Bishop Gregory’s Easter Message

When is Easter Saturday?  Obvious? Be careful!  For most, this Saturday (23rd April) is Easter Saturday.  For some, this will also be St George’s Day, although the Church this year puts St George’s Day in May.  This Saturday is really “Holy Saturday”, not Easter Saturday, which falls in the week after Easter (30th April).  It’s the sort of trivia that could fuel a whole pub quiz, and the arguments afterwards.

All this messing about with calendars is to do with Easter itself.  Easter slides and slips around our diaries because the early Christians had problems matching the Jewish calendar (based on the cycles of the moon) with the Roman calendar (based on the cycles of the sun).  The Easter events happened over the weekend of 14th day of the Jewish month of Nisan.  Matching that to a new calendar proved difficult for the early Christians.  Even today, Western and Eastern Christians can end up celebrating Easter a month apart.
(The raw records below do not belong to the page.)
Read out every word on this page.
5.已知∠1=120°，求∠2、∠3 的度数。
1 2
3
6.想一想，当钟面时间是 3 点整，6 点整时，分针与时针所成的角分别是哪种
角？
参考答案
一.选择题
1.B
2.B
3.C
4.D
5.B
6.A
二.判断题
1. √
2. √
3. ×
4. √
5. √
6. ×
It’s important to Christians because we’re celebrating something we believe happened in history, that can be pinned down to one particular date.  Easter isn’t just a happy ending for Jesus’ life.  For Christians, it’s the moment when God reversed death itself.  You could almost say that Christianity wouldn’t make sense without this extraordinary claim, because the faith that Jesus conquered death gives Christians hope.  Hope that sin is put to death, that there is life after death; hope that love really can conquer all.  It sets a pattern that a new springtime can follow winter, that God is on the side of new beginnings.

This isn’t just religious talk, because it has encouraged Christians to take new risks, to act in the belief that good conquers evil, and to work for justice and peace.  Easter says “No matter how bad things get, God is on the side of those who fight to make things better.”  That’s as much a message about seeking justice and peace today for the people living down the road, as it is about the spiritual things of life.

This year we seem to be heading for a real scorcher of an Easter, and wonderful weather helps us to enjoy life.  But for me, I’ll mark a death on Good Friday, pause for thought on Holy Saturday, and celebrate new life on Easter Day.  And I believe that God wants all of us to stand up for new life and new justice in the power of Jesus.

Then on Friday week, it’s Wedding Time.  Royal or not, it is a great time to get married, because Easter says that God is on the side of all new beginnings, of all new commitments, that God is shouting for us from the sidelines.  Archbishop Rowan will ask God to bless Wills and Kate: go on, ask for a blessing for yourself, and see if Easter can be a new beginning for you – and for the folk around you.